Concluding Reflections

This chapter has argued that there is a need for rethinking educational arrangements for professional learning in higher education. The underlying problem for professional educators is to understand how, and if, professional education in higher education can be arranged to support the development of professional and interprofessional skills. We have suggested that a possible way of achieving this understanding could be to alter the lens we are viewing professional education through, from a cognitive one to a practice theory one.

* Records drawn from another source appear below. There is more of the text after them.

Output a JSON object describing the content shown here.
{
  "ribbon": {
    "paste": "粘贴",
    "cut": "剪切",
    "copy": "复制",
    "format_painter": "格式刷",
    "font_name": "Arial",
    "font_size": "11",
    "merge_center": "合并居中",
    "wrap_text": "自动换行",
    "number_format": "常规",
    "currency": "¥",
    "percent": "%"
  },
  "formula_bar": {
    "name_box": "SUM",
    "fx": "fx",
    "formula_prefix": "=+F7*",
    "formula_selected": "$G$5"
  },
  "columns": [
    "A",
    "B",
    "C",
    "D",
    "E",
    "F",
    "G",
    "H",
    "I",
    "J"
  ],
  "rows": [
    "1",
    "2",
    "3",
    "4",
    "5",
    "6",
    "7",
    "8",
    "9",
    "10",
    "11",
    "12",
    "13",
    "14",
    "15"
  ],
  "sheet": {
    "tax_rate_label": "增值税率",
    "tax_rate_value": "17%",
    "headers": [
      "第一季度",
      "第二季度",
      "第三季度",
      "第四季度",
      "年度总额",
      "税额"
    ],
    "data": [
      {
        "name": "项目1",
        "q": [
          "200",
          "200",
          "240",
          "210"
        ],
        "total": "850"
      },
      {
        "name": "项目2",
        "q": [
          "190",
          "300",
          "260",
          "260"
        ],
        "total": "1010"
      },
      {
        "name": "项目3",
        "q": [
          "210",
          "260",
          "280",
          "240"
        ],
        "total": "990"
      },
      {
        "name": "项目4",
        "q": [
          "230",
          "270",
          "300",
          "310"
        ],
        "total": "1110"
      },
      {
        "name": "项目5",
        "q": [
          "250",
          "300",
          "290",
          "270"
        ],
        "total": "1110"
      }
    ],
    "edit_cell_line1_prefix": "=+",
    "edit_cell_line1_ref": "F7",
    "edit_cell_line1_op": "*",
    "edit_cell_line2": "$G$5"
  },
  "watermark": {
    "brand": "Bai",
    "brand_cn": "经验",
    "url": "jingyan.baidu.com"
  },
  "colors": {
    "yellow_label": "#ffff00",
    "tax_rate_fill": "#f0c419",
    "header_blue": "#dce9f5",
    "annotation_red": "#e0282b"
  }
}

In our previous research, we have identified a number of dimensions critical for identification with professional cultures from the students’ and the professional educational perspectives (Abrandt Dahlgren et al. 2006; Axelsson et al. 2010; Reid et al. 2008; Nyström 2009; Abrandt Dahlgren and Hammar Chiriac 2009). The conclusions draw on empirical findings from three different longitudinal research projects, building on interviews with students in a variety of professional programmes. Our results show that the perspectives of knowledge and learning embedded in the educational professional programme will have an impact on how the educational approach is apprehended and enacted by the students (Abrandt Dahlgren 2010). In a meta-analysis of two international research projects focusing on learning for the professions, we show students holding what we term either rational or ritual relationships to learning and knowledge for the professions. A rational relationship means that the content of learning is understood to be meaningful and relevant to the coming profession. A ritual view means that the content of learning is seen unconnected to future work, but necessary to graduate. We have argued that these different relationships to learning and knowing are of importance for their professional identity formation through and engagement in their educational programme (Reid et al. 2011). One interpretation of the example of the conflicting understandings of caring for the patients’ basic needs, as in the training ward, that this previous research can give is that students conceive of this educational content as ritual and not rational to their coming profession. Shifting the lens to a practice theory perspective on the same example allows us to see that the socio-material arrangements of the training ward produce a break-through in the linking between practical and general understandings of professional health-care practice.

Our practice theory perspective has also drawn attention to how the relations between different sets of actors are connected, both as important mediating conditions through broader societal discourses, national legislation, local institution and organisation, as well as in terms of how everyday educational practice is enacted. We can notice how sayings about the PBL approach have changed over time in response to different discourses and now seem in line with the global discourse of changing health care and the different kinds of practice that is needed. Our case demonstrates examples of how connections between ‘set-ups’, ‘doings’, ‘sayings’ and ‘relations’ are aligned in practice.

Taking an educator’s perspective, a practice theory perspective highlights the importance of how material arrangements are set up in different ways to allow a collaborative practice to unfold. This highlights the need for serious consideration of how to use the material arrangements in the educational setting to enable articulation and understanding of how the practice hangs together in terms of practical understandings, rules, teleoaffective structures and general understandings.